The org-level roll-up shows a summary of recent events, not a complete log. For full per-site log access, open the individual site's Activity Log. If events that should appear in the roll-up are consistently absent from a specific site, contact support — there may be a log aggregation issue for that site.
Check the per-site role assignment, not the org-level identity. The org-level identity is one record; the per-site role is set separately for each site. A user who can edit on one site but only view on another is configured correctly if you intended those two roles. Open each site's Users list to confirm the assigned role — the org-level Users list shows the identity but not per-site roles in one view.
Site creation takes a few minutes to propagate to the org-level views. If it still doesn't appear after 10 minutes, refresh the org dashboard and check that you created the site under the correct organization. If it is still missing, open the per-site admin URL directly — if the site loads, it exists but the dashboard aggregation may need a manual refresh. Contact support if the discrepancy persists past 30 minutes.
Plan tier changes are managed through billing. Contact your account representative to upgrade or downgrade a specific site's plan. The org dashboard shows current plan tier per site; the billing view (Organization → Billing) shows the cost breakdown and upcoming renewal dates. Align plans before a renewal date to avoid being charged for a partial period at the wrong tier.
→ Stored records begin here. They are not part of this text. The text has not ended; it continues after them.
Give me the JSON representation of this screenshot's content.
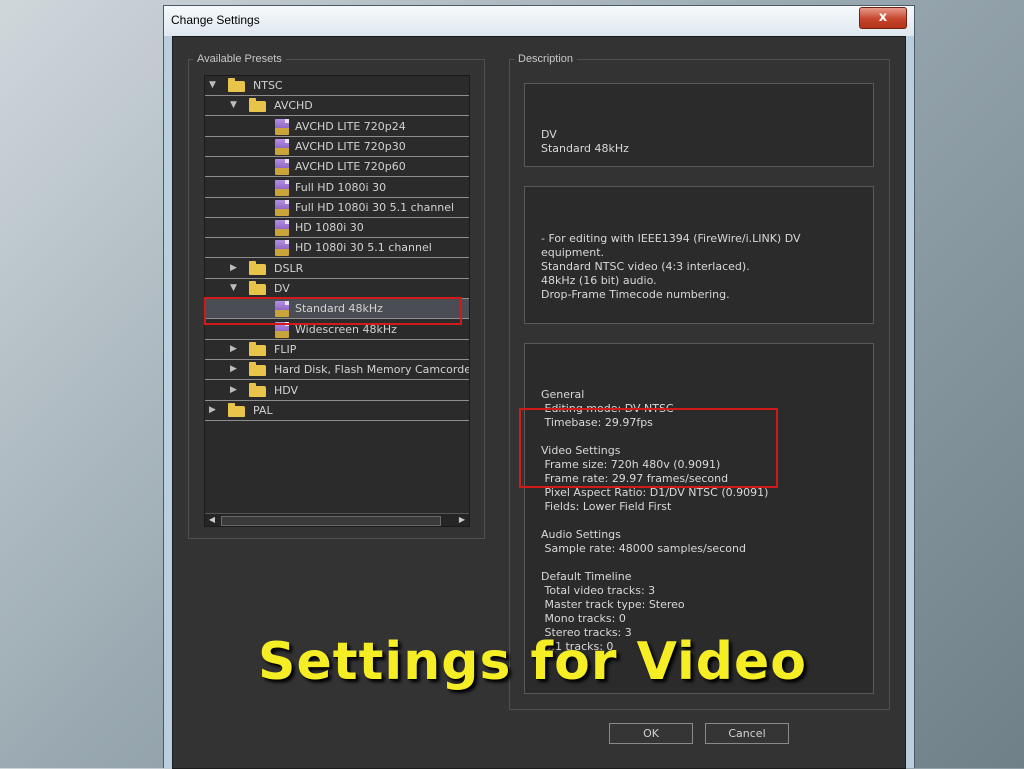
{
  "window": {
    "title": "Change Settings",
    "close_label": "x"
  },
  "presets": {
    "legend": "Available Presets",
    "items": [
      {
        "label": "NTSC",
        "depth": 0,
        "kind": "folder",
        "expanded": true
      },
      {
        "label": "AVCHD",
        "depth": 1,
        "kind": "folder",
        "expanded": true
      },
      {
        "label": "AVCHD LITE 720p24",
        "depth": 2,
        "kind": "preset"
      },
      {
        "label": "AVCHD LITE 720p30",
        "depth": 2,
        "kind": "preset"
      },
      {
        "label": "AVCHD LITE 720p60",
        "depth": 2,
        "kind": "preset"
      },
      {
        "label": "Full HD 1080i 30",
        "depth": 2,
        "kind": "preset"
      },
      {
        "label": "Full HD 1080i 30 5.1 channel",
        "depth": 2,
        "kind": "preset"
      },
      {
        "label": "HD 1080i 30",
        "depth": 2,
        "kind": "preset"
      },
      {
        "label": "HD 1080i 30 5.1 channel",
        "depth": 2,
        "kind": "preset"
      },
      {
        "label": "DSLR",
        "depth": 1,
        "kind": "folder",
        "expanded": false
      },
      {
        "label": "DV",
        "depth": 1,
        "kind": "folder",
        "expanded": true
      },
      {
        "label": "Standard 48kHz",
        "depth": 2,
        "kind": "preset",
        "selected": true
      },
      {
        "label": "Widescreen 48kHz",
        "depth": 2,
        "kind": "preset"
      },
      {
        "label": "FLIP",
        "depth": 1,
        "kind": "folder",
        "expanded": false
      },
      {
        "label": "Hard Disk, Flash Memory Camcorders",
        "depth": 1,
        "kind": "folder",
        "expanded": false
      },
      {
        "label": "HDV",
        "depth": 1,
        "kind": "folder",
        "expanded": false
      },
      {
        "label": "PAL",
        "depth": 0,
        "kind": "folder",
        "expanded": false
      }
    ]
  },
  "description": {
    "legend": "Description",
    "name_lines": [
      "DV",
      "Standard 48kHz"
    ],
    "detail_lines": [
      "- For editing with IEEE1394 (FireWire/i.LINK) DV",
      "equipment.",
      "Standard NTSC video (4:3 interlaced).",
      "48kHz (16 bit) audio.",
      "Drop-Frame Timecode numbering."
    ],
    "summary_lines": [
      "General",
      " Editing mode: DV NTSC",
      " Timebase: 29.97fps",
      "",
      "Video Settings",
      " Frame size: 720h 480v (0.9091)",
      " Frame rate: 29.97 frames/second",
      " Pixel Aspect Ratio: D1/DV NTSC (0.9091)",
      " Fields: Lower Field First",
      "",
      "Audio Settings",
      " Sample rate: 48000 samples/second",
      "",
      "Default Timeline",
      " Total video tracks: 3",
      " Master track type: Stereo",
      " Mono tracks: 0",
      " Stereo tracks: 3",
      " 5.1 tracks: 0"
    ]
  },
  "buttons": {
    "ok": "OK",
    "cancel": "Cancel"
  },
  "overlay": {
    "caption": "Settings for Video"
  },
  "colors": {
    "highlight": "#d11a1a",
    "caption": "#f5ee24"
  }
}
Site transfers between orgs require support involvement. If it is early in the site's life (little content, no live traffic), the fastest resolution may be to create the site fresh in the correct org and delete the mis-assigned one — but only after confirming there is no content to preserve. For established sites, contact support for a proper migration. Confirm the destination org with another Platform Admin before requesting the transfer, and document the decision in the team ops notes.
Planning for growth
If your portfolio is likely to grow from 3-4 sites to 10+ over the next 12-18 months, set the structural patterns now rather than retrofitting them later.
Do this before adding site #3. A shared document that explains which sites belong where and why saves hours of confusion when the 8th site is added.
A 20-minute sweep on 4 sites becomes a 45-minute sweep on 12 sites — but both are feasible if the habit is established early.
At 2-3 sites, one Platform Admin can manage all of them comfortably. At 8-10 sites, each site should have a designated owner — a site-level Platform Admin accountable for that site's health — with the org-level admin playing a coordination and oversight role.
As the portfolio grows, the risk of a configuration change on one site breaking another site increases. A staging site that mirrors the most-used configuration is an essential testing surface.
A single org admin is a single point of failure for the entire portfolio. The cost of nominating and onboarding a second admin is small; the cost of trying to do it under duress is substantial. Treat the second admin slot as a non-optional structural item.
Review whether the right sites are in the right org, whether user roles are still appropriate, whether the naming convention is still being followed, and whether any sites should be retired. The monthly sweep catches operational drift; the quarterly review catches structural drift. Both compound when skipped.
The portfolios that scale gracefully are the ones where the structural decisions were made early and revisited periodically. The portfolios that need expensive remediation are the ones where every site was added under operational pressure, each in its own configuration, with cleanup deferred to a later date that never arrives. The earlier the discipline lands, the cheaper it stays.